Although he retired from fulltime work at Louis Williams in 1987, Williams spent time there regularly for 26 years longer up until five weeks ago. Seated in the back, he entertained friends, swapped stories and greeted everyone with a warm smile.
"He came in as a PR person, came in and made popcorn every day, he just didn't have as many responsibilities," Danny said. "The day he went to the hospital he had been in the shop because he came in on Tuesdays and Thursdays."
His doctor ordered tests. Then he went into the Elizabeth House. He had breathing problems but was not in pain and although he would at times doze off, he remained sharp to the end. Visits from friends "were like adrenalin," Danny said. He enjoyed seeing old friends for those weeks.
"He didn't miss a lick," Danny said. "We were there Monday night. He'd doze off. As far as being coherent, he was 100 percent. He didn't miss a lick."

Funeral arrangements

A funeral service will be held at Agudas Israel temple at 1:30 p.m. Sunday with burial to follow at the synagogue cemetery. Visitation is scheduled 4-7 p.m. Saturday at Thos. Shepherd & Son Funeral Service.

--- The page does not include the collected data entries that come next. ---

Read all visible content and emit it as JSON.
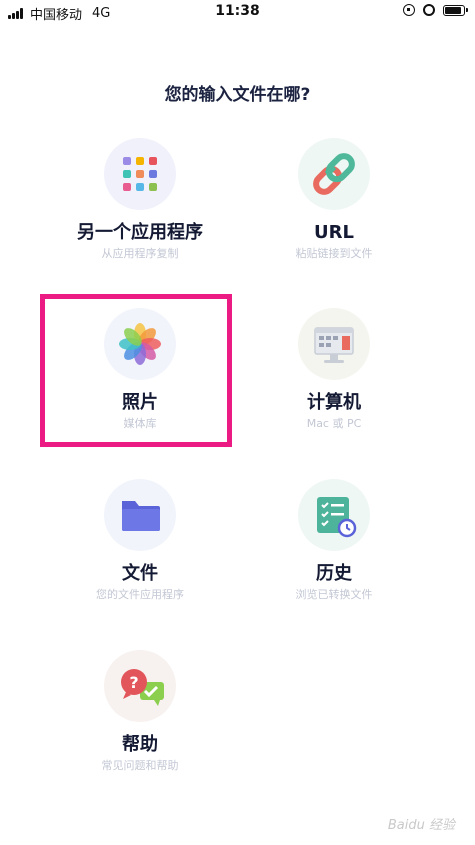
{
  "status_bar": {
    "carrier": "中国移动",
    "network": "4G",
    "time": "11:38",
    "icons": [
      "signal-icon",
      "orientation-lock-icon",
      "alarm-icon",
      "battery-icon"
    ],
    "battery_level": 0.9
  },
  "heading": "您的输入文件在哪?",
  "options": [
    {
      "id": "another-app",
      "title": "另一个应用程序",
      "subtitle": "从应用程序复制",
      "icon": "app-grid-icon"
    },
    {
      "id": "url",
      "title": "URL",
      "subtitle": "粘贴链接到文件",
      "icon": "link-icon"
    },
    {
      "id": "photos",
      "title": "照片",
      "subtitle": "媒体库",
      "icon": "photos-icon"
    },
    {
      "id": "computer",
      "title": "计算机",
      "subtitle": "Mac 或 PC",
      "icon": "computer-icon"
    },
    {
      "id": "files",
      "title": "文件",
      "subtitle": "您的文件应用程序",
      "icon": "folder-icon"
    },
    {
      "id": "history",
      "title": "历史",
      "subtitle": "浏览已转换文件",
      "icon": "history-icon"
    },
    {
      "id": "help",
      "title": "帮助",
      "subtitle": "常见问题和帮助",
      "icon": "help-icon"
    }
  ],
  "highlighted_option": "photos",
  "colors": {
    "heading": "#1c2340",
    "subtitle": "#c3c7d4",
    "highlight_border": "#ec1a83",
    "circle_bg": "#f1f4fb"
  },
  "watermark": "Baidu 经验"
}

Williams was preceded in death by his wife of 59 years, Florence Kaplan "Flossie" Williams, who died on May 18, 2009, at age 86. The two met in 1950 in Washington. A cousin of Sammy Williams and a cousin of Flossie Kaplan fixed the two up on a blind date."They met at the Washington Zoo in front of the monkey cage," said his son, Danny Williams, who followed his father into the hardware business and manages the store today in its new location behind Cason Building Supply in East Flat Rock.

Besides Danny and his wife Deborah, Sammy Williams is survived by an elder son, movie sound man Sid Williams, and his wife, Susan; a daughter Sharon Williams Wooten, a business personal property appraiser; and grandchildren Jennifer Williams, Rebekah Williams and her husband, Gary Hearn, Melissa Wooten, Jennifer Wooten, Brad Wooten, Lauren Williams and Daniel Williams.